The share price of Nike was up 1.5% following the announcement of quarterly results by the U.S. sportswear and footwear retailer, Foot Locker. A strong performance by Foot Locker over the quarter demonstrates Nike’s strength, as nearly two-thirds of the shoes sold at the retailer are Nike’s. The latter’s stock price has gone up by nearly 10% over the past month, as it continues to record strong growth despite problems in emerging markets. However, the sportswear giant is still struggling in one of the world’s most important apparel markets – China.

Sportswear has been increasingly popular in China, driven by a booming economy and rising disposable incomes.

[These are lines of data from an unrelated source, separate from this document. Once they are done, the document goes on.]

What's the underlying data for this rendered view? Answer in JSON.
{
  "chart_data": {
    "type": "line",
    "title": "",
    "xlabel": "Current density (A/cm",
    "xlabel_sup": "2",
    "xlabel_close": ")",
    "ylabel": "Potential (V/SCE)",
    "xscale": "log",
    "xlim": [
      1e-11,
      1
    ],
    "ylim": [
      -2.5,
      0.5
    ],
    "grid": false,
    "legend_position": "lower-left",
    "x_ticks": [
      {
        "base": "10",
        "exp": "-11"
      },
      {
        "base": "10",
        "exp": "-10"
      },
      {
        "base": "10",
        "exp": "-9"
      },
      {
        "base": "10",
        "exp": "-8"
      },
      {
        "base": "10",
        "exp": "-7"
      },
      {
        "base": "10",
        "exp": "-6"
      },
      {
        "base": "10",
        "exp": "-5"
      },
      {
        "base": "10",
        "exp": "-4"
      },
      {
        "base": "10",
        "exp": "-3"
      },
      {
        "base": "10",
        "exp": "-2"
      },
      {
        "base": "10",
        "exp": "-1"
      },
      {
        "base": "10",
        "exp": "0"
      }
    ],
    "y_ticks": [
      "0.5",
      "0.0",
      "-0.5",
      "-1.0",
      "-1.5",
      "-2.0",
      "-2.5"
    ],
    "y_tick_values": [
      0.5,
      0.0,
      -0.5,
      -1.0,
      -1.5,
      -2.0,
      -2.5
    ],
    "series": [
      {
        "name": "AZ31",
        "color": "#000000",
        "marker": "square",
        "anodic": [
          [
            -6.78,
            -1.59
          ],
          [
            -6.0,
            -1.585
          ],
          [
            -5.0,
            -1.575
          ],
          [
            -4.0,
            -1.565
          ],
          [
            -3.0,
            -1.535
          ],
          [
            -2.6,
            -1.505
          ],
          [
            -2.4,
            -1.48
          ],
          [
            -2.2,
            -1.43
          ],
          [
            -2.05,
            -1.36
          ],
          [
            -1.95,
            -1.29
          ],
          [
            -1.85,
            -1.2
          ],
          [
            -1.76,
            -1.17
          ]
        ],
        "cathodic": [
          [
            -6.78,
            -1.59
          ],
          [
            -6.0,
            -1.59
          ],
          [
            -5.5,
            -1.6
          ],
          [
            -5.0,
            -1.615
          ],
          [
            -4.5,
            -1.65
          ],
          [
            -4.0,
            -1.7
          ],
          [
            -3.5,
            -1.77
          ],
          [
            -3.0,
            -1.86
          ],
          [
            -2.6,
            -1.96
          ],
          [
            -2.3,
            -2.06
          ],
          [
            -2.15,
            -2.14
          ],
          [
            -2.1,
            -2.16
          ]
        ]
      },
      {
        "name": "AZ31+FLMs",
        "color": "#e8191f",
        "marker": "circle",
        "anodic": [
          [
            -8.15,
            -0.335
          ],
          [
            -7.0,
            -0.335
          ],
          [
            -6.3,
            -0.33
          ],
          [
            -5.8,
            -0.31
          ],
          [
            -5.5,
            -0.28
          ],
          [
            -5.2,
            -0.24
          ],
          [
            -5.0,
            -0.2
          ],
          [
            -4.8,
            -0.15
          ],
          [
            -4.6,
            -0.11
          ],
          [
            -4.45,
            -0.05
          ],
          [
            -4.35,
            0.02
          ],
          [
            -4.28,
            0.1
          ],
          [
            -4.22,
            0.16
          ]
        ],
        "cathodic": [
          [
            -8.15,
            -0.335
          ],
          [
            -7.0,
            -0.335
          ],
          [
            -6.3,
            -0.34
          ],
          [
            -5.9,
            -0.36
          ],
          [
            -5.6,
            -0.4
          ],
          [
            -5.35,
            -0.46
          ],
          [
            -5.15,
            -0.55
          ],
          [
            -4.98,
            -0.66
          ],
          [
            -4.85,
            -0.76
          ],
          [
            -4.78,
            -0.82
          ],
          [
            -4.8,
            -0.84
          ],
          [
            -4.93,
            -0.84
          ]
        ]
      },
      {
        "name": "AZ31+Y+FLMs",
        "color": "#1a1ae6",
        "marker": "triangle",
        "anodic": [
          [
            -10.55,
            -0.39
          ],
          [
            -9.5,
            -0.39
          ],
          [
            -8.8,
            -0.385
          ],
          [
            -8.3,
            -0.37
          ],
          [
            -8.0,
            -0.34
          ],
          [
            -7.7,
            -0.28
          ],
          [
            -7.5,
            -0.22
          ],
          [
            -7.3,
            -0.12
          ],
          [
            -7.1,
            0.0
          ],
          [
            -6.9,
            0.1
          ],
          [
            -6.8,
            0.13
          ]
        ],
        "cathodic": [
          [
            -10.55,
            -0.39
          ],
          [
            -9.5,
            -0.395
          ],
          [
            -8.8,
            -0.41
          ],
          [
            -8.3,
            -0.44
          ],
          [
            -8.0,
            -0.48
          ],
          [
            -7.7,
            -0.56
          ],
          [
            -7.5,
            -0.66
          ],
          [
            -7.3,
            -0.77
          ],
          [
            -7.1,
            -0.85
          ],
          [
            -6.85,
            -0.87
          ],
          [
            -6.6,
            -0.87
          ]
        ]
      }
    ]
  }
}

Over the last seven years, the market has grown at a compounded annual rate of nearly 30%. Yet Nike’s sales in Greater China (i.e., including Hong Kong, Macau and Taiwan) fell for five consecutive quarters, before recording a paltry growth of 4% in the second quarter of Fiscal 2014. Over this period, revenues for Nike brand products rose everywhere except China and Japan.

In 2012, Nike was so confident about China that it predicted sales would double to $4 billion in four years. The company’s expectations of a compounded revenue growth of 18% in China have proven to be wildly over-optimistic. Sales in China fell for five straight quarters before this slump was arrested in the Q2 FY’14, in which Nike posted a 4% growth.